At this point, my doctor has suggested “watching and waiting” and another MRI in Nov/Dec. (after having an anxiety attack during my first one and powering through my claustrophobia, that alone has made me somewhat of a warrior along this journey already).
Trusting God’s plan after all I have been through should be a “no-brainer” (no pun intended). But like Joshua in the Bible, I often have to be reminded that God was with me through my previous battles and He will be with me through this one.
“Have I not commanded you? Be strong and courageous. Do not be afraid; do not be discouraged, for the LORD your God will be with you wherever you go.”
Most days I’m pretty okay. My physical symptoms are annoying and sometimes scary, but it has mostly taken a toll on my mental health. People with anxiety don’t like surprises. We don’t like the not knowing. We like ALL the information and a detailed plan.

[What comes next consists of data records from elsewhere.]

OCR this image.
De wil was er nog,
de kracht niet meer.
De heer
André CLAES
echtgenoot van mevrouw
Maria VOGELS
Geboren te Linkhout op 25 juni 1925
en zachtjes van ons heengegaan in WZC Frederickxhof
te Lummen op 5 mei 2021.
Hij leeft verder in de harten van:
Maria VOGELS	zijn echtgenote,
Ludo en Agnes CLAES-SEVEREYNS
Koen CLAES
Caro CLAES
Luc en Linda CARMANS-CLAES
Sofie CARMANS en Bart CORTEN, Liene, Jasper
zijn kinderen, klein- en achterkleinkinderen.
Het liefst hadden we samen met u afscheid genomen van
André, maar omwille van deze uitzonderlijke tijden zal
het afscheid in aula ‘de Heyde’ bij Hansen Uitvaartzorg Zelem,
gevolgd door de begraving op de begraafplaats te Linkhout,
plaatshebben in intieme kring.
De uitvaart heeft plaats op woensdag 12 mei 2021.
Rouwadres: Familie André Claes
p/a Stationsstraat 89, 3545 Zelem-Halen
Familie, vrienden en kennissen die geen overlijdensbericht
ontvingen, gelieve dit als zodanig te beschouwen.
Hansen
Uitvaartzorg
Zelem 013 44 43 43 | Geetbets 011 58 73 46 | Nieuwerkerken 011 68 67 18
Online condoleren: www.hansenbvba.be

Watching and waiting is not something I do well but I suppose it is yet another way for God to refine me.
“So that the tested genuineness of your faith—more precious than gold that perishes though it is tested by fire—may be found to result in praise and glory and honor at the revelation of Jesus Christ.”
So I wait. And I trust. And I hope. And I pray. And even on the days when I falter, I believe.
I believe God is the Great Physician. The Divine Healer. I believe in miracles and I believe anything is possible for those who believe. I may have days when the fear wants to win, but ultimately my trust is in the One who made me, the One who knows me and the One who carries me.
If you feel led to, I would appreciate prayers. Prayers of healing, prayers for strength and prayers for my faith to be made stronger.
And if I may pray for you in any way, I will be glad to! Just simply comment and say prayers needed. I may not know the need, but God does.